CNC-bewerkingsprogrammering is het schrijven van het proces van het bewerken van onderdelen, procesparameters, werkstukgrootte, richting van gereedschapsverplaatsing en andere hulpacties (zoals gereedschapswissel, koelen, laden en lossen van werkstukken, enz.) in de volgorde van beweging en in in overeenstemming met het programmeerformaat om programmabladen te schrijven met behulp van instructiecodes. het proces van. De geschreven programmalijst is de verwerkingsprogrammalijst.
Xinfa CNC-gereedschappen hebben de kenmerken van goede kwaliteit en lage prijs. Ga voor meer informatie naar:
Fabrikanten van CNC-gereedschappen - China CNC-gereedschapsfabriek en leveranciers (xinfatools.com)
Bepaling van het coördinatensysteem en de bewegingsrichting van werktuigmachines
De drie coördinatensystemen van de lineaire beweging X, Y en Z van de werktuigmachine nemen het rechtshandige Cartesiaanse rechthoekige coördinatensysteem over, zoals weergegeven in Figuur 11-6. De volgorde van het definiëren van de coördinaatassen is om eerst de Z-as te bepalen, vervolgens de X-as en ten slotte de Y-as. Voor werktuigmachines die het werkstuk roteren (zoals draaibanken), is de richting van het gereedschap weg van het werkstuk de positieve richting van de Look, de juiste richting is de positieve richting van de X-as.
De drie coördinatensystemen voor de rotatie-as zijn evenwijdig aan respectievelijk de X-, Y- en Z-coördinaatassen, en de voorwaartse richting van de rechtse schroefdraad wordt als de positieve richting genomen.
Basisinstructies voor CNC-draaibanken
1) Programmaformaat
Het verwerkingsprogramma bestaat doorgaans uit drie delen: programmastart, programma-inhoud en programma-einde.
Het begin van het programma is het programmanummer, dat wordt gebruikt om de start van het verwerkingsprogramma te identificeren. Het programmanummer wordt gewoonlijk weergegeven door het teken “%” gevolgd door vier cijfers.
Het einde van het programma kan worden aangegeven door de hulpfuncties M02 (programma-einde), M30 (programma-einde, terugkeer naar startpunt), enz.

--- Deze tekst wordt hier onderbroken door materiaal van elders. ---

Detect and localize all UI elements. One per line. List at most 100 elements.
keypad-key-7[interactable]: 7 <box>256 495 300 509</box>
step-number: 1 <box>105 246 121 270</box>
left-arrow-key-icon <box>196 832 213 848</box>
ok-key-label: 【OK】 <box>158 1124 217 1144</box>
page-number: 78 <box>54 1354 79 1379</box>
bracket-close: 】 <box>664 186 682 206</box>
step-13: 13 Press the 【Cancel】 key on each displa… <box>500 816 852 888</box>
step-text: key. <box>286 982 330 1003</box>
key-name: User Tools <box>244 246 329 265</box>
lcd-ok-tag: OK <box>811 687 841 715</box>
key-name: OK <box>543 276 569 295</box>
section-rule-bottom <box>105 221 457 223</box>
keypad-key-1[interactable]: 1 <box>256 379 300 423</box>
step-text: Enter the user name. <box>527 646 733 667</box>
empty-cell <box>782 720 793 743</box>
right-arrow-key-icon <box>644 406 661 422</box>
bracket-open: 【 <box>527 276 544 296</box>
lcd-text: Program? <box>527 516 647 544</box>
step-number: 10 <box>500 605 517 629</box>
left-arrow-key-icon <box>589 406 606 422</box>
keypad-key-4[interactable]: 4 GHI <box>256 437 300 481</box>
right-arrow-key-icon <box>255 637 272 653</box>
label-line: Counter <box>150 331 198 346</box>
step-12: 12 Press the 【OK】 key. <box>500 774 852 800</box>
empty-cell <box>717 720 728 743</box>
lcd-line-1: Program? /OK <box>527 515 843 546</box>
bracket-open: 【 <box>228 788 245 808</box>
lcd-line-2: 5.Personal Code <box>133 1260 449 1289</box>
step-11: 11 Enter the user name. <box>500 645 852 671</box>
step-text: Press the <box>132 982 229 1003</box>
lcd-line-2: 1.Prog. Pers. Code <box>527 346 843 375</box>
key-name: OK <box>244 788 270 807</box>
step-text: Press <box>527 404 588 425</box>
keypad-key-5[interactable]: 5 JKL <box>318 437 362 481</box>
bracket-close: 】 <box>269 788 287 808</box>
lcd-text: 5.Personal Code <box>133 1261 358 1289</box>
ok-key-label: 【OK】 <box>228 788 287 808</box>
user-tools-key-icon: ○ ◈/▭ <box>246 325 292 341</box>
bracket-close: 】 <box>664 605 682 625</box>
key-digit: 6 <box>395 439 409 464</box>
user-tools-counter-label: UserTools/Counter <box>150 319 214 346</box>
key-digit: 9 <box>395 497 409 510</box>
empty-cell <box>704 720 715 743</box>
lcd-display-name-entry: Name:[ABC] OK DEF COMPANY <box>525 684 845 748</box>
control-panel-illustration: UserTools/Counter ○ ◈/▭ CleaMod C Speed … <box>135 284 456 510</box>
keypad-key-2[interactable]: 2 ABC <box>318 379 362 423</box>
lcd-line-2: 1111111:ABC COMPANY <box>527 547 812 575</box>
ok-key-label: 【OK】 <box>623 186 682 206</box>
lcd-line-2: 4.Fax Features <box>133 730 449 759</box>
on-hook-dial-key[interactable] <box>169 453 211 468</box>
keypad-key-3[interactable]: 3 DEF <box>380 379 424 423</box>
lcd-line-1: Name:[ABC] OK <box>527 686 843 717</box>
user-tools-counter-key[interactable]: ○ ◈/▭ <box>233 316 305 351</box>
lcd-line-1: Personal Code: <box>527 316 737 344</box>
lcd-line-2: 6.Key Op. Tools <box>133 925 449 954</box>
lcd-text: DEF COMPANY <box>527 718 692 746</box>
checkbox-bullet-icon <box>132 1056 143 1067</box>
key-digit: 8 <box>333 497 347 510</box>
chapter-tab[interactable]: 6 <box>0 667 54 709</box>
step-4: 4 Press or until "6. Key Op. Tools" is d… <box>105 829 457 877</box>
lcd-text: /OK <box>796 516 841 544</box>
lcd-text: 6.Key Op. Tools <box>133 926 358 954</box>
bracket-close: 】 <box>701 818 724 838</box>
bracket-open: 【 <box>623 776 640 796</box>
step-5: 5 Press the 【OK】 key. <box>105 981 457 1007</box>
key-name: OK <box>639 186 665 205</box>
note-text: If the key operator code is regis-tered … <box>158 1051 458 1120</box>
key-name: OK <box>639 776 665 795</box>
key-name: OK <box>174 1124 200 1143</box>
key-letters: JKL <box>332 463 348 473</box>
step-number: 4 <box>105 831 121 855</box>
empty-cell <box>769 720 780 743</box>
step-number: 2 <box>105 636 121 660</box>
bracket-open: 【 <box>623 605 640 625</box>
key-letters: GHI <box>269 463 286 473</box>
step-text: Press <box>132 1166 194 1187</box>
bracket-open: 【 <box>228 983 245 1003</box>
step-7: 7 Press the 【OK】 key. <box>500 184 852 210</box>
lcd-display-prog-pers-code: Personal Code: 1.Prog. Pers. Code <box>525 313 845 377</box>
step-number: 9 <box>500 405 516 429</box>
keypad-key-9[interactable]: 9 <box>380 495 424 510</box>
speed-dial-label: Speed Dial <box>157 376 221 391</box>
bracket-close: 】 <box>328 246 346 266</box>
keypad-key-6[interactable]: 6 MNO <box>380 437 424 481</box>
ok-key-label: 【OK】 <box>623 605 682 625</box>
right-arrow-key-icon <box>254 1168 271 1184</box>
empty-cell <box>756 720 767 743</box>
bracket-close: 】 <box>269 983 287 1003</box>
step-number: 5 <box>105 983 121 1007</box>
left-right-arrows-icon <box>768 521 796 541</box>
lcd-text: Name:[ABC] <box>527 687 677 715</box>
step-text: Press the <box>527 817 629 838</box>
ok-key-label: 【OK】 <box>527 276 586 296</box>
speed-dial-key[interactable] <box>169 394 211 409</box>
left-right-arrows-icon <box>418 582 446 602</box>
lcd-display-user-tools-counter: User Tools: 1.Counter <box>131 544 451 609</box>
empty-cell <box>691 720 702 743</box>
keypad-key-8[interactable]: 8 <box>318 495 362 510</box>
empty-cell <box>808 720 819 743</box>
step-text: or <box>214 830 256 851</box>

De hoofdinhoud van het programma bestaat uit verschillende programmasegmenten (BLOCK). Het programmasegment bestaat uit één of meerdere informatiewoorden. Elk informatiewoord is samengesteld uit adrestekens en gegevenstekenletters. Het informatiewoord is de kleinste instructie-eenheid. (Als er niemand is om je te begeleiden, is het erg traag voor je om op je eigen capaciteiten te vertrouwen, of om er op eigen kracht doorheen te komen en beetje bij beetje te accumuleren. Als anderen je hun ervaring leren, kun je veel omwegen vermijden.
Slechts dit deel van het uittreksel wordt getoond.